WHAT Miley Cyrus is wearing – or not wearing – always makes the showbiz headlines.
One minute she’s sporting a dazzling dress, the next some hotpants and a T-shirt, and the next … well, nothing much at all.
I interviewed Miley last week, the day after she appeared at a Gay Pride parade in Washington DC where she wore a pair of fabulous sparkly jeans.
We had a lot to talk about – including her new music.
But first I asked Miley – daughter of country star Billy Ray Cyrus – why she wears what she does.
The real reason? Dolly Parton!
“I’m from Nashville and places like the Grand Ole Opry which isn’t just a venue but a lifestyle,” she laughed. “So I was growing up listening to Dolly Parton, or my dad listening to Patsy Cline or Tammy Wynette.
“I was growing up in this beach lifestyle which gave me a simplicity. I want people to see me be the same at the airport or the gas station.
“Entertainers can be two people but I want to be one person.
“I’m the person whose priority might be yoga … or spending time with my pigs!
“I want people to be entertained by the message and not be distracted by what I am – or what I’m not – wearing.”

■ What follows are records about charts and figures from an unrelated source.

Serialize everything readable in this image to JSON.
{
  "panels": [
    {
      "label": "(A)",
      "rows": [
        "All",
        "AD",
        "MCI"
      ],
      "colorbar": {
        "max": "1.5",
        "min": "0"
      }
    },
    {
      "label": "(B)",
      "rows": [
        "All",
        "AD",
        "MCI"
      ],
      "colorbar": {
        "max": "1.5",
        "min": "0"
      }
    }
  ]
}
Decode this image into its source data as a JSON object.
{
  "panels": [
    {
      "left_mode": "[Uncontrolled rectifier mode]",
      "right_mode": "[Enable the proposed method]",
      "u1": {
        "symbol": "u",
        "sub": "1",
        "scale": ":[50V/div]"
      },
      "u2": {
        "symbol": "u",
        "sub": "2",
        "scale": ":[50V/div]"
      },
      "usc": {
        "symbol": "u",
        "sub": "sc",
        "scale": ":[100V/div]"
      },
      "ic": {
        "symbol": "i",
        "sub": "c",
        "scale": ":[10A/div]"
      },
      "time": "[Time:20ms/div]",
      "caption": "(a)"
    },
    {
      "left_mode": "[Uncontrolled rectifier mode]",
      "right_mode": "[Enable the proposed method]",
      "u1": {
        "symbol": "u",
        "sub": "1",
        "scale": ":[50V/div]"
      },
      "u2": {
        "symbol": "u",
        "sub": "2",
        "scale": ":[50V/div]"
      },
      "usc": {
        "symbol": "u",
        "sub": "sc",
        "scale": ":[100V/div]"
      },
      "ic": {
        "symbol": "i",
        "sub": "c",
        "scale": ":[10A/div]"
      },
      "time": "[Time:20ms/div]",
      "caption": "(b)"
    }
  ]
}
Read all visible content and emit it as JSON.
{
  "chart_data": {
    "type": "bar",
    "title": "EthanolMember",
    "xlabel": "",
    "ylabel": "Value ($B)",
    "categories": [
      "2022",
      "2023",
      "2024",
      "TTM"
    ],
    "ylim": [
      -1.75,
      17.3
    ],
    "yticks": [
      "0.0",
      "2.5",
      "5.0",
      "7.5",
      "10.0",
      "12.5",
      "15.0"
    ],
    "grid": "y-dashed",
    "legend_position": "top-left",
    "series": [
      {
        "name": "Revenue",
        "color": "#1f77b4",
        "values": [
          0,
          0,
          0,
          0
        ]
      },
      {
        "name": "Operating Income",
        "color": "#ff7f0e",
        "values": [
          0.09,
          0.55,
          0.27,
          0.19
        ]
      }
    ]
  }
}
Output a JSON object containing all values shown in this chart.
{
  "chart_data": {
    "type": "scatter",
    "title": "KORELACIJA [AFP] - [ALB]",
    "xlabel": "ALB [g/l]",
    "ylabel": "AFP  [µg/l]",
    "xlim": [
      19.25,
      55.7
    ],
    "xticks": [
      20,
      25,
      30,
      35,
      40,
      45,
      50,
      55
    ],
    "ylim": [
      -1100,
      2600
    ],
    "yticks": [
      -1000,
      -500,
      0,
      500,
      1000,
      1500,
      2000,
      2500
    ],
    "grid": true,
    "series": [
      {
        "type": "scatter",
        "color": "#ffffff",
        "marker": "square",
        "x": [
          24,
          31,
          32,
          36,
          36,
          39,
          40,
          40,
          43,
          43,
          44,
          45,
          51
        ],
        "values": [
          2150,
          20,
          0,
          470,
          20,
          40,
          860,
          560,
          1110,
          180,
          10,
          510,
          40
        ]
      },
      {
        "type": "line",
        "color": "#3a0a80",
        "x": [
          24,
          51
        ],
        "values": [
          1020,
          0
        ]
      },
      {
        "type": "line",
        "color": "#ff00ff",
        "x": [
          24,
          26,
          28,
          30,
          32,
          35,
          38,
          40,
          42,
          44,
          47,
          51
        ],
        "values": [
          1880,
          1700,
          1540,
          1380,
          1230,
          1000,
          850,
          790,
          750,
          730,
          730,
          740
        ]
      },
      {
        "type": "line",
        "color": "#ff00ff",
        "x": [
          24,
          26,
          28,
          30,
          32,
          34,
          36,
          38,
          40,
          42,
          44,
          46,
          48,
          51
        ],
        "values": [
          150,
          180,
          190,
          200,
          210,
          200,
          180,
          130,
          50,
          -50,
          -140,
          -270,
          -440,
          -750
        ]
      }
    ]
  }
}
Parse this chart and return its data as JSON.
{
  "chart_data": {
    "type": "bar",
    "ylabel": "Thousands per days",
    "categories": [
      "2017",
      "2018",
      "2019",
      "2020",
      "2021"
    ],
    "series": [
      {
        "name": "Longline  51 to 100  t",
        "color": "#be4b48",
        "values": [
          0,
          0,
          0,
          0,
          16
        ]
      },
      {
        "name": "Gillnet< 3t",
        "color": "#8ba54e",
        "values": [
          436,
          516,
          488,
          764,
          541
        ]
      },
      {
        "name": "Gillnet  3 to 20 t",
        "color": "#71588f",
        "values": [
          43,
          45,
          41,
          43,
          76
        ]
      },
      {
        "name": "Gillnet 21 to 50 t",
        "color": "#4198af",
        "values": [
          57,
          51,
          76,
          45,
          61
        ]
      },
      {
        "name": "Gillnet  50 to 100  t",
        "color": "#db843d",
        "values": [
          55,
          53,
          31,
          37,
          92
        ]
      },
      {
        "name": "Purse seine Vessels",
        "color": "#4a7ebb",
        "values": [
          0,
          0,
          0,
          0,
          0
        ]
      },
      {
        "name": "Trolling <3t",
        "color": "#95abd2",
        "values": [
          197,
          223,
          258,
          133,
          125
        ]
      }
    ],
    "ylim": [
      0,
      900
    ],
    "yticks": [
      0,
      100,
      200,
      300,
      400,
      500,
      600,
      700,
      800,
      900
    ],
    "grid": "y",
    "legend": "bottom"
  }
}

Dolly is actually her godmother, and the 24-year-old former Hannah Montana star told me she loved her approach to being an entertainer.
“She tells you a story, she tells you the truth – but she also is a little bit of a character herself,” added Miley.
“I want to let people know this is the most true, most grounded version of myself, but also I want to be able to have a little fun with what I wear without distracting from the music!
“If you don’t like Dolly you’re weird. And if I’m telling you you’re weird that’s saying something because I’m the weirdest person I know!
“No one doesn’t like Dolly. She’s all super respectful and love.
“She’s such a great musician and also a great role model.”
The subject of Miley’s love life came up too.
She’s now engaged to Aussie hunk Liam Hemsworth, whom she first met on the set of The Last Song.
“My whole life, I didn’t understand my own gender and my own sexuality,” she confessed.
“I don’t ever think about someone being a boy or someone being a girl.”